Quelle joie, quel bonheur de les retrouver tous devant nos yeux… enfin tous sauf deux : Nono (usager régulier de la ligne de transport ad vitam aeternam - station Paradis, victime d'une odieuse grève tournante, sans préavis et reconductible) et Shitty dont les fanes d'Odeurs (et non pas d'endives dont tout le monde sait maintenant qu'une manipulation génétique hasardeuse du laboratoire Delta 13 en les recombinant avec un slip de bain a engendré FD…) sont restés à jamais marqués par l'interprétation magistralement intimiste et inspirée de "Je m'aime".

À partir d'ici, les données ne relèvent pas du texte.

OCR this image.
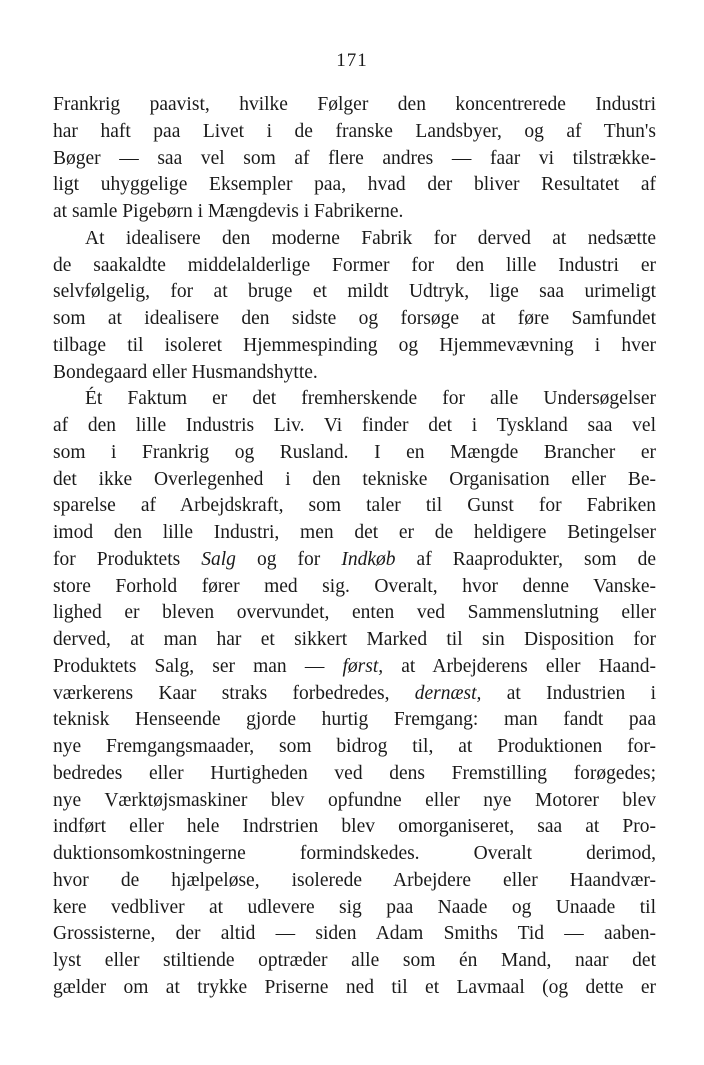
171
Frankrig paavist, hvilke Følger den koncentrerede Industri
har haft paa Livet i de franske Landsbyer, og af Thun's
Bøger — saa vel som af flere andres — faar vi tilstrække-
ligt uhyggelige Eksempler paa, hvad der bliver Resultatet af
at samle Pigebørn i Mængdevis i Fabrikerne.
At idealisere den moderne Fabrik for derved at nedsætte
de saakaldte middelalderlige Former for den lille Industri er
selvfølgelig, for at bruge et mildt Udtryk, lige saa urimeligt
som at idealisere den sidste og forsøge at føre Samfundet
tilbage til isoleret Hjemmespinding og Hjemmevævning i hver
Bondegaard eller Husmandshytte.
Ét Faktum er det fremherskende for alle Undersøgelser
af den lille Industris Liv. Vi finder det i Tyskland saa vel
som i Frankrig og Rusland. I en Mængde Brancher er
det ikke Overlegenhed i den tekniske Organisation eller Be-
sparelse af Arbejdskraft, som taler til Gunst for Fabriken
imod den lille Industri, men det er de heldigere Betingelser
for Produktets Salg og for Indkøb af Raaprodukter, som de
store Forhold fører med sig. Overalt, hvor denne Vanske-
lighed er bleven overvundet, enten ved Sammenslutning eller
derved, at man har et sikkert Marked til sin Disposition for
Produktets Salg, ser man — først, at Arbejderens eller Haand-
værkerens Kaar straks forbedredes, dernæst, at Industrien i
teknisk Henseende gjorde hurtig Fremgang: man fandt paa
nye Fremgangsmaader, som bidrog til, at Produktionen for-
bedredes eller Hurtigheden ved dens Fremstilling forøgedes;
nye Værktøjsmaskiner blev opfundne eller nye Motorer blev
indført eller hele Indrstrien blev omorganiseret, saa at Pro-
duktionsomkostningerne formindskedes. Overalt derimod,
hvor de hjælpeløse, isolerede Arbejdere eller Haandvær-
kere vedbliver at udlevere sig paa Naade og Unaade til
Grossisterne, der altid — siden Adam Smiths Tid — aaben-
lyst eller stiltiende optræder alle som én Mand, naar det
gælder om at trykke Priserne ned til et Lavmaal (og dette er
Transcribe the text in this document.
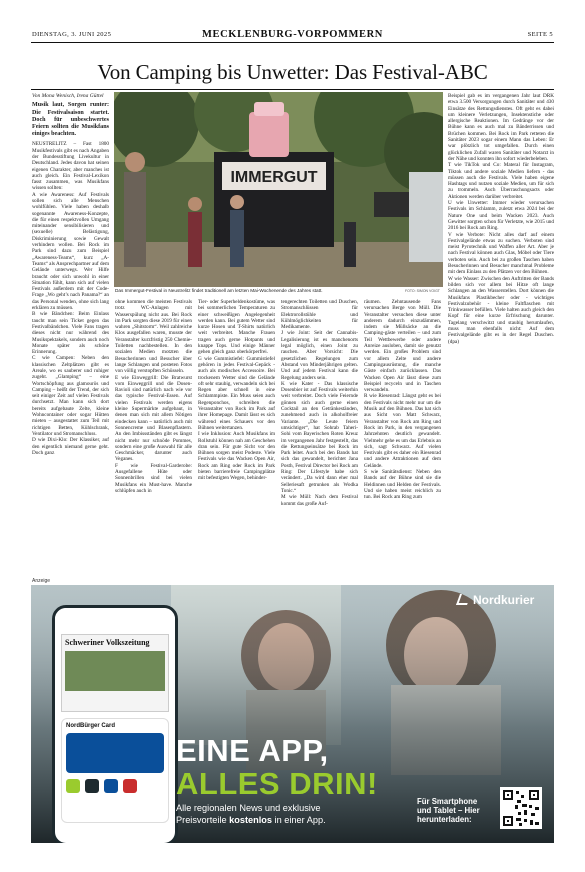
DIENSTAG, 3. JUNI 2025	MECKLENBURG-VORPOMMERN	SEITE 5
Von Camping bis Unwetter: Das Festival-ABC

Von Mona Wenisch, Irena Güttel

Musik laut, Sorgen runter: Die Festivalsaison startet. Doch für unbeschwertes Feiern sollten die Musikfans einiges beachten.

NEUSTRELITZ – Fast 1800 Musikfestivals gibt es nach Angaben der Bundesstiftung Livekultur in Deutschland. Jedes davon hat seinen eigenen Charakter, aber manches ist auch gleich. Ein Festival-Lexikon fasst zusammen, was Musikfans wissen sollten:

A wie Awareness: Auf Festivals sollen sich alle Menschen wohlfühlen. Viele haben deshalb sogenannte Awareness-Konzepte, die für einen respektvollen Umgang miteinander sensibilisieren und (sexuelle) Belästigung, Diskriminierung sowie Gewalt verhindern wollen. Bei Rock im Park sind dazu zum Beispiel „Awareness-Teams“, kurz „A-Teams“ als Ansprechpartner auf dem Gelände unterwegs. Wer Hilfe braucht oder sich unwohl in einer Situation fühlt, kann sich auf vielen Festivals außerdem mit der Code-Frage „Wo geht’s nach Panama?“ an das Personal wenden, ohne sich lang erklären zu müssen.

B wie Bändchen: Beim Einlass taucht man sein Ticket gegen das Festivalbändchen. Viele Fans tragen dieses nicht nur während des Musikspektakels, sondern auch noch Monate später als schöne Erinnerung.

C wie Campen: Neben den klassischen Zeltplätzen gibt es Areale, wo es sauberer und ruhiger zugeht. „Glamping“ – eine Wortschöpfung aus glamourös und Camping – heißt der Trend, der sich seit einiger Zeit auf vielen Festivals durchsetzt. Man kann sich dort bereits aufgebaute Zelte, kleine Wohncontainer oder sogar Hütten mieten – ausgestattet zum Teil mit richtigen Betten, Kühlschrank, Ventilator und Stromanschluss.

D wie Dixi-Klo: Der Klassiker, auf den eigentlich niemand gerne geht. Doch ganz

IMMERGUT
Das Immergut-Festival in Neustrelitz findet traditionell am letzten Mai-Wochenende des Jahres statt.	FOTO: SIMON VOIGT

ohne kommen die meisten Festivals trotz WC-Anlagen mit Wasserspülung nicht aus. Bei Rock im Park sorgten diese 2019 für einen wahren „Shitstorm“. Weil zahlreiche Klos ausgefallen waren, musste der Veranstalter kurzfristig 250 Chemie-Toiletten nachbestellen. In den sozialen Medien motzten die Besucherinnen und Besucher über lange Schlangen und posteten Fotos von völlig verstopften Schüsseln.

E wie Einweggrill: Die Bratwurst vom Einweggrill und die Dosen-Ravioli sind natürlich nach wie vor das typische Festival-Essen. Auf vielen Festivals werden eigens kleine Supermärkte aufgebaut, in denen man sich mit allem Nötigen eindecken kann – natürlich auch mit Sonnencreme und Blasenpflastern. An den Imbissständen gibt es längst nicht mehr nur schnöde Pommes, sondern eine große Auswahl für alle Geschmäcker, darunter auch Veganes.

F wie Festival-Garderobe: Ausgefallene Hüte oder Sonnenbrillen sind bei vielen Musikfans ein Must-have. Manche schlüpfen auch in

Tier- oder Superheldenkostüme, was bei sommerlichen Temperaturen zu einer schweißigen Angelegenheit werden kann. Bei gutem Wetter sind kurze Hosen und T-Shirts natürlich weit verbreitet. Manche Frauen tragen auch gerne Hotpants und knappe Tops. Und einige Männer gehen gleich ganz oberkörperfrei.

G wie Gummistiefel: Gummistiefel gehören in jedes Festival-Gepäck - auch als modisches Accessoire. Bei trockenem Wetter sind die Gelände oft sehr staubig, verwandeln sich bei Regen aber schnell in eine Schlammpiste. Ein Muss seien auch Regenponchos, schreiben die Veranstalter von Rock im Park auf ihrer Homepage. Damit lässt es sich während eines Schauers vor den Bühnen weitertanzen.

I wie Inklusion: Auch Musikfans im Rollstuhl können nah am Geschehen dran sein. Für gute Sicht vor den Bühnen sorgen meist Podeste. Viele Festivals wie das Wacken Open Air, Rock am Ring oder Rock im Park bieten barrierefreie Campingplätze mit befestigten Wegen, behinder-

tengerechten Toiletten und Duschen, Stromanschlüssen für Elektrorollstühle und Kühlmöglichkeiten für Medikamente.

J wie Joint: Seit der Cannabis-Legalisierung ist es manchenorts legal möglich, einen Joint zu rauchen. Aber Vorsicht: Die gesetzlichen Regelungen zum Abstand von Minderjährigen gelten. Und auf jedem Festival kann die Regelung anders sein.

K wie Kater - Das klassische Dosenbier ist auf Festivals weiterhin weit verbreitet. Doch viele Feiernde gönnen sich auch gerne einen Cocktail an den Getränkeständen, zunehmend auch in alkoholfreier Variante. „Die Leute feiern umsichtiger“, hat Sohrab Taheri-Sohi vom Bayerischen Roten Kreuz im vergangenen Jahr festgestellt, das die Rettungseinsätze bei Rock im Park leitet. Auch bei den Bands hat sich das gewandelt, berichtet Jana Posth, Festival Director bei Rock am Ring: Der Lifestyle habe sich verändert. „Da wird dann eher mal Selleriesaft getrunken als Wodka Tonic.“

M wie Müll: Nach dem Festival kommt das große Auf-

räumen. Zehntausende Fans verursachen Berge von Müll. Die Veranstalter versuchen diese unter anderem dadurch einzudämmen, indem sie Müllsäcke an die Camping-gäste verteilen – und zum Teil Wettbewerbe oder andere Anreize ausloben, damit sie genutzt werden. Ein großes Problem sind vor allem Zelte und andere Campingausrüstung, die manche Gäste einfach zurücklassen. Das Wacken Open Air lässt diese zum Beispiel recyceln und in Taschen verwandeln.

R wie Riesenrad: Längst geht es bei den Festivals nicht mehr nur um die Musik auf den Bühnen. Das hat sich aus Sicht von Matt Schwarz, Veranstalter von Rock am Ring und Rock im Park, in den vergangenen Jahrzehnten deutlich gewandelt. Vielmehr gehe es um das Erlebnis an sich, sagt Schwarz. Auf vielen Festivals gibt es daher ein Riesenrad und andere Attraktionen auf dem Gelände.

S wie Sanitätsdienst: Neben den Bands auf der Bühne sind sie die Heldinnen und Helden der Festivals. Und sie haben meist reichlich zu tun. Bei Rock am Ring zum

Beispiel gab es im vergangenen Jahr laut DRK etwa 3.500 Versorgungen durch Sanitäter und 430 Einsätze des Rettungsdienstes. Oft geht es dabei um kleinere Verletzungen, Insektenstiche oder allergische Reaktionen. Im Gedränge vor der Bühne kann es auch mal zu Bänderrissen und Brüchen kommen. Bei Rock im Park retteten die Sanitäter 2023 sogar einem Mann das Leben: Er war plötzlich tot umgefallen. Durch einen glücklichen Zufall waren Sanitäter und Notarzt in der Nähe und konnten ihn sofort wiederbeleben.

T wie TikTok und Co: Materal für Instagram, Tiktok und andere soziale Medien liefern - das müssen auch die Festivals. Viele haben eigene Hashtags und nutzen soziale Medien, um für sich zu trommeln. Auch Überraschungsacts oder Aktionen werden darüber verbreitet.

U wie Unwetter: Immer wieder verursachen Festivals im Schlamm, zuletzt etwa 2024 bei der Nature One und beim Wacken 2023. Auch Gewitter sorgten schon für Verletzte, wie 2015 und 2016 bei Rock am Ring.

V wie Verbote: Nicht alles darf auf einem Festivalgelände etwas zu suchen. Verboten sind meist Pyrotechnik und Waffen aller Art. Aber je nach Festival können auch Glas, Möbel oder Tiere verboten sein. Auch bei zu großen Taschen haben Besucherinnen und Besucher manchmal Probleme mit dem Einlass zu den Plätzen vor den Bühnen.

W wie Wasser: Zwischen den Auftritten der Bands bilden sich vor allem bei Hitze oft lange Schlangen an den Wasserstellen. Dort können die Musikfans Plastikbecher oder - wichtiges Festivalzubehör - kleine Faltflaschen mit Trinkwasser befüllen. Viele halten auch gleich den Kopf für eine kurze Erfrischung darunter. Tagelang verschwitzt und staubig herumlaufen, muss man ebenfalls nicht: Auf dem Festivalgelände gibt es in der Regel Duschen. (dpa)

Anzeige
Schweriner Volkszeitung
NordBürger Card
Nordkurier
EINE APP,
ALLES DRIN!
Alle regionalen News und exklusive
Preisvorteile kostenlos in einer App.
Für Smartphone
und Tablet – Hier
herunterladen:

Le sieur Ramon avait bossé comme un fou pour ce dernier opus de la glorieuse épopée d'Odeurs. Chaque chanson était précédée d'un petit chapeau introductif afin de re-situer l'oeuvre dans son contexte socio-culturel de l'époque… un réel souci pédagogique qu'il convient de souligner ici. Des personnes bien informées de son entourage m'ont aussi dit qu'il avait réécrit nombre de partoches pour les différents pupitres… un boulot de fou j'vous disais.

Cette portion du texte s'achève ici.